Warnung vor Vivid Alushta (vividalushta.net): Erfahrungen zur Auszahlung
Vivid Alushta (vividalushta.net) ist ein klarer Fall von Betrug. Anleger werden mit unrealistischen Gewinnen angelockt und dann mit fiktiven Gebühren in die Falle geführt.

Achtung
Betrugsverdacht
Warum vividalushta.net unseriös ist
Die erste alarmierende Spur ist das Fehlen einer Registrierung. Auf der Website findet sich keine Handelsregisternummer und es wird keine Aufsichtsbehörde angegeben. Ein seriöser Broker muss sich bei einer zuständigen Behörde registrieren und seine Lizenznummer offenlegen. Vivid Alushta behauptet jedoch, ein reguliertes Investment-Platform zu sein, obwohl keine Dokumentation vorliegt.
Darüber hinaus gibt es keinerlei Kontaktdaten, die überprüfbar sind. Das einzige Telefonzeichen, das angezeigt wird, ist „+49“, ein Landeskürzel, ohne weitere Ziffern. Kein Email-Adressen-Format, keine Adresse, keine Möglichkeit, das Unternehmen zu erreichen. Solche Lücken sind typisch für Betrugsplattformen, die keine echte Präsenz haben.
Die Marketingseite lockt mit einem „TÄGLICHER PROFIT VON 975€“ und einer Mindestdeposition von 250 €. Das Versprechen täglicher Gewinne ohne Risiko, ohne echte Marktteilnahme, ist schlicht unmöglich. Die Plattform bietet ausschließlich Krypto-Investment und automatisierten Handel an, doch die Software zeigt lediglich simulierte Trades. In der Praxis gibt es keine echten Orders an Börsen, sondern lediglich Zahlen, die in einer Web-App erzeugt werden.

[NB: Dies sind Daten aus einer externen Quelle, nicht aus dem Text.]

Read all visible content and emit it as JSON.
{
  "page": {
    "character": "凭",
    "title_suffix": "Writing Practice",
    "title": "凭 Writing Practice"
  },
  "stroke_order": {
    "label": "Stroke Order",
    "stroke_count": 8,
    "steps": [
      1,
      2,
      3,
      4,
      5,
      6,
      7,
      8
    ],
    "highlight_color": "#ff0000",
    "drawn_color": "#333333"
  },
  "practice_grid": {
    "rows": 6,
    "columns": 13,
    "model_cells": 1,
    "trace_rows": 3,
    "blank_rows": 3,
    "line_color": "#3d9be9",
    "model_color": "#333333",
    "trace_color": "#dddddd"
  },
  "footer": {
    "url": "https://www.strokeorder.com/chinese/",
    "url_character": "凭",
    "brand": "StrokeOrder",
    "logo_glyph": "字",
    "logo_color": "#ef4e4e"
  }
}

Schließlich nutzen die Betreiber zahlreiche emotionale und manipulative Taktiken. Die Website listet mehr als zehn angebliche Testimonials, deren Namen wie echte Personen wirken, aber keine verifizierbaren Hintergründe haben. Die Sprache schafft Dringlichkeit („Nur heute“), garantiert Renditen und ruft zu schnellen Entscheidungen auf. All diese Elemente sind klassische Kennzeichen eines Betrugs.
Wie der Betrug bei vividalushta.net abläuft
Schritt 1: Erster Kontakt + Lockangebot
Die meisten Opfer werden über soziale Medien angesprochen. Vivid Alushta nutzt gezielte Werbung auf Instagram, Facebook und TikTok, wo gefälschte Promi-Testimonials von Personen wie „HASSO PLATTNER“ oder „KLAAS HEUFER-UMLAUF“ zu sehen sind. Auch Telegram-Gruppen mit angeblichen Trading-Gurus locken mit kostenlosen Webinaren. Ein kurzer Anruf von einem scheinbaren „Anlageberater“ lässt das Angebot noch glaubwürdiger erscheinen.
Der erste Einzahlungsbetrag ist bewusst niedrig, typischerweise 250 €. Dieser Betrag soll die Hemmschwelle senken und den Eindruck eines sicheren Starts erzeugen. Sobald das Geld eingegangen ist, wird dem Anleger ein persönlicher Account-Manager zugewiesen, der die weitere Zusammenarbeit begleitet.
Schritt 2: Vorgetäuschte Gewinne
Kurz nach der ersten Einzahlung zeigt die Plattform in der Dashboard-Ansicht hohe Gewinne. Der Account-Manager betont, dass 250 € in nur wenigen Tagen zu 800 € oder sogar 1.200 € geworden sind. Diese Zahlen entstehen jedoch in einer simulierten Umgebung, die die Software generiert. Es gibt keine echte Markttransaktion, keine Orderbuch-Daten, keine Handelspläne. Der Anleger glaubt, ein echtes Investment zu haben, weil die Zahlen auf dem Bildschirm erscheinen.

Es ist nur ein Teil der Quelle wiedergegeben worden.